Reference: insert the ear into the box. The evaluated video also completes the insertion without noticeable deformation → 3. 参考:将耳朵插入盒子。待评视频同样完成插入且过程无明显形变 → 3 分。

2 points 2 分

Final object state matches the reference, but there is visible deformation, unrealistic physics/collisions, or motion inconsistency during the trajectory. 最终物体状态与参考一致,但过程中出现物体形变、物理或碰撞不真实,或与参考动作不一致。

Example A (score 2) 示例 A(2 分)

Reference: place the banana in the basket. The evaluated video ends with the banana in the basket (state OK), but the banana deforms during the process → 2. 参考:香蕉放入篮子。待评视频最终香蕉在篮中(状态一致),但过程中香蕉发生形变 → 2 分。

Example B (score 2) 示例 B(2 分)

Reference: banana not placed in the basket. The evaluated video also ends with failure (consistent outcome), but objects deform or interact unnaturally → 2. 参考:香蕉未放入篮子。待评视频最终也未放入(状态一致),但过程中香蕉与其他物体发生形变 → 2 分。

1 point 1 分

Robot motion is broadly aligned with the reference, but the final object state disagrees with the reference (such as success vs failure mismatch, object disappearance, etc.). 机械臂整体动作与参考基本一致,但最终物体状态与参考不一致,如成功与失败状态不一致、物体消失等情形。

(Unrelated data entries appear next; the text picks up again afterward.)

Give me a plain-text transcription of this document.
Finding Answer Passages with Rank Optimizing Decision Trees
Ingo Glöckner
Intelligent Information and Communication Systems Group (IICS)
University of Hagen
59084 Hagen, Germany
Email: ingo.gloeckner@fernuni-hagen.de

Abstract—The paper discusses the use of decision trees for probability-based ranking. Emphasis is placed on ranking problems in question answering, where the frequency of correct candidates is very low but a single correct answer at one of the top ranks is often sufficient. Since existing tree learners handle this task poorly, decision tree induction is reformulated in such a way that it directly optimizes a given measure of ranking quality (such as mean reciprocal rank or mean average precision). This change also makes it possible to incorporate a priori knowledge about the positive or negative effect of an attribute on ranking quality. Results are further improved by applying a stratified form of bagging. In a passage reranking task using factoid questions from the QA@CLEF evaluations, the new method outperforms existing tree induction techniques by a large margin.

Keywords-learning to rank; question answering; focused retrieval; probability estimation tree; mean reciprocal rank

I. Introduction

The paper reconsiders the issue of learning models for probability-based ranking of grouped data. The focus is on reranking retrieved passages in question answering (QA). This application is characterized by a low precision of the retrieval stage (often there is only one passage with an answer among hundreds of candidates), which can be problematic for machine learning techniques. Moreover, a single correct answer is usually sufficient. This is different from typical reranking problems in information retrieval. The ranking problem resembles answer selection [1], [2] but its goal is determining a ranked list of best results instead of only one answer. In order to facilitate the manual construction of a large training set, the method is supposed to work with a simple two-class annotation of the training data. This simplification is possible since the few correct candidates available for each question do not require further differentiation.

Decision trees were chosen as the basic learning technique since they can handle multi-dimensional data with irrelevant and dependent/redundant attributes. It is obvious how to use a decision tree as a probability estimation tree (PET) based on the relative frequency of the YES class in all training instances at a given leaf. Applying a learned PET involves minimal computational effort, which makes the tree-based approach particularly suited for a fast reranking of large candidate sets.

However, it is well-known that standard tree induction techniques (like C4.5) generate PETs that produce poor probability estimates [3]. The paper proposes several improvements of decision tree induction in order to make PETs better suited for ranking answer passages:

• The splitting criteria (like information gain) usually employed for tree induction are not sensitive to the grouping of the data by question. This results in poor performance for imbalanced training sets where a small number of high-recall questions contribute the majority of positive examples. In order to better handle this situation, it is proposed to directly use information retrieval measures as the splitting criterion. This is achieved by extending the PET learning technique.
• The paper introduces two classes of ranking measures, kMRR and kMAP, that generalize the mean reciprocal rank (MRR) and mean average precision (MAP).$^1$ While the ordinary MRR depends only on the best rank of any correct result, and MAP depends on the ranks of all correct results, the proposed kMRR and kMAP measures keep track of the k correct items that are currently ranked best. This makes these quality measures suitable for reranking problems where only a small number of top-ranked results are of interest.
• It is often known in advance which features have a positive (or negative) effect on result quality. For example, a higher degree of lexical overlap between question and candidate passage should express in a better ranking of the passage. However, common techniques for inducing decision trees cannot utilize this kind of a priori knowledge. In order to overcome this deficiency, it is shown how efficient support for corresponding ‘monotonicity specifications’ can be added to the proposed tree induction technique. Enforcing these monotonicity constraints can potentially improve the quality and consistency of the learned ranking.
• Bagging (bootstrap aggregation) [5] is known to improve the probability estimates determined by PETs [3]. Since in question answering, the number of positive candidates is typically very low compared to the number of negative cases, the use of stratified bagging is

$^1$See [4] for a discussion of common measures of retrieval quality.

Example A (score 1) 示例 A(1 分)

Reference: banana not in the basket. The evaluated video ends with the banana in the basket (wrong outcome), while the arm motion still resembles the reference → 1. 参考:香蕉未在篮中。待评视频最终香蕉在篮中(状态不符),但整体动作与参考相近 → 1 分。

Example B (score 1) 示例 B(1 分)

Reference: banana in the basket. The evaluated video shows grasping, but the banana disappears from the basket at the end (wrong state) while arm motion looks normal → 1. 参考:香蕉在篮中。待评视频虽有抓取,但最终香蕉在篮中消失(状态不符),机械臂动作大体正常 → 1 分。

0 points 0 分

Action and object state both disagree with the reference. Other cases: severely chaotic visuals, incoherent arm motion vs reference, and inconsistent final state. 动作与物体状态均与参考不一致;或画面混乱、机械臂动作与参考严重不符且最终状态也不一致等情形。